Since then other things have happened in class. As a teacher who tries to write and read out loud along with the class, I've had moments of unexpected tears when I've read my words to them. I've had times when I've said the wrong thing or revealed too much.

Many times I have completely forgotten what I was going to say--my mind for some reason empties of all thought--I am standing in front of 25 sets of eyes looking for some wisdom and guidance on writing and I don't even have wisdom and guidance about how I got to the classroom. These moments I usually recover from pretty quickly by saying I'm old (fifty) or gave some of my brains away when I had children, etc., etc.

Last week, however, I had a new chink in my forgetting moments during class. Room 68, a computer room in the English Building is always hot, hotter and hottest. This summer it has been almost unbearable. My students' cheeks are red. I notice this lack of concentration look as if we are all sitting in a steam room rather than a classroom. No deodorant that I choose works under this much pressure and heat. Add to this hotness and sweat and lack of connection the fact that I forget what I am going to say.

Well, it's not like I forget. I have notes. I've read the material time and time again. But you see, I'm not a from the book teacher. I'm a from the heart teacher. When I start looking at a textbook to try to teach, my inner wiring gets crossed and begins to misfire and I can't begin to see much less say the next coherent note on my pad.

I have to excuse my sweating self from class. "You all I'm sorry but I've just got to take a minute." I say that to the kids after an eternal 45 seconds of me not being able to pull it back together.

I need air and hallway space and coolness on my face that hot rooms don't provide. I leave the room. I am sweating like 23 pigs. I've never left the classroom because I can't remember something.

But I do.

I clomp my sandals down the hall while I breathe deeply the soothing air in the hallways, sip some water from the fountain, take some more deep breaths and walk back into class knowing I cannot teach from my notes.

I return to my tried and true teaching method--speaking from my heart. And it works. Of course it does. When you are acting from a space of truth in your heart things always work.

I had tried to use notes and a more formal lecture to please some "other" people, but it didn't work for me, would never work for me. Well it might work for me if my students like expanded moments of silence during one hour and fifteen minutes of class. But since this is a class of writing, of language, of words, I feel many glitches in my presentation might seem a little weird.

I make it through the class even though I wouldn't put a blue ribbon on my teacher wall for this particular night. Hey, at least I come back in the room and don't run out into the dark night never to be heard from again.

On the drive home, I try to get on to myself for forgetting, for being human, for not always doing things perfectly. Something in me won't take the rap. Something in me knows it isn't about forgetting how to teach my students in class, it is more of forgetting who I am as a teacher, as a woman, as my true self.
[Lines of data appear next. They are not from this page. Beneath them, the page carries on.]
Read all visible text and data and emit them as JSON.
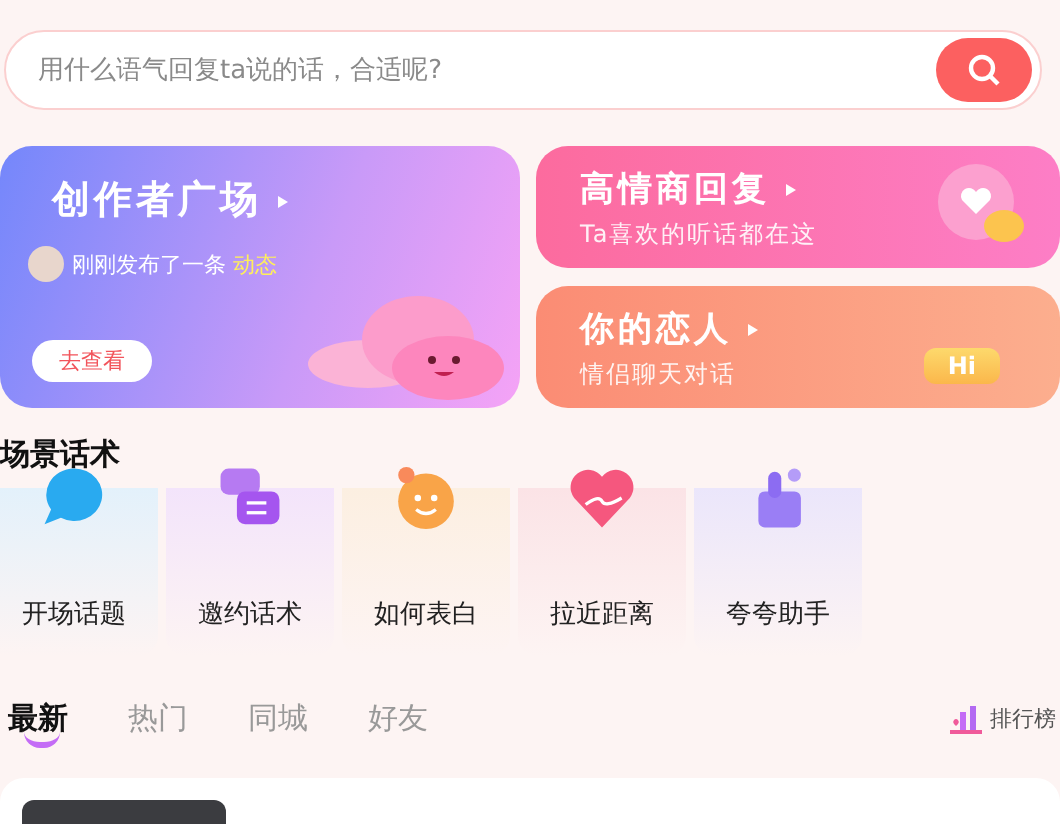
{
  "search": {
    "placeholder": "用什么语气回复ta说的话，合适呢?"
  },
  "feature_cards": [
    {
      "title": "创作者广场",
      "subtitle": "刚刚发布了一条",
      "highlight": "动态",
      "button": "去查看"
    }
  ],
  "side_cards": [
    {
      "title": "高情商回复",
      "subtitle": "Ta喜欢的听话都在这"
    },
    {
      "title": "你的恋人",
      "subtitle": "情侣聊天对话",
      "badge": "Hi"
    }
  ],
  "section_title": "场景话术",
  "scenes": [
    {
      "label": "开场话题"
    },
    {
      "label": "邀约话术"
    },
    {
      "label": "如何表白"
    },
    {
      "label": "拉近距离"
    },
    {
      "label": "夸夸助手"
    }
  ],
  "feed_tabs": [
    {
      "label": "最新",
      "selected": true
    },
    {
      "label": "热门",
      "selected": false
    },
    {
      "label": "同城",
      "selected": false
    },
    {
      "label": "好友",
      "selected": false
    }
  ],
  "ranking": {
    "label": "排行榜"
  }
}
As soon as I step off the block of Karen Shelnutt and try to edge onto the block of another teacher who uses notes and lectures with ease, I give up the gift I have of teaching from the heart. I know it. I knew it when I had 32 pages of notes in front of me and I know it as I type this now.

I can't pretend to be what I am not. When I do Spirit interrupts with something--unzipped pants, awkward silences, blistering hot classrooms. The silence I experienced last week in class was really a gift of Spirit saying, "Hey sister, shift gears. You are way off course. Go down the hall. Drink some water. Tell your heart you're sorry for not including her. Then go back in and do it the way you know how."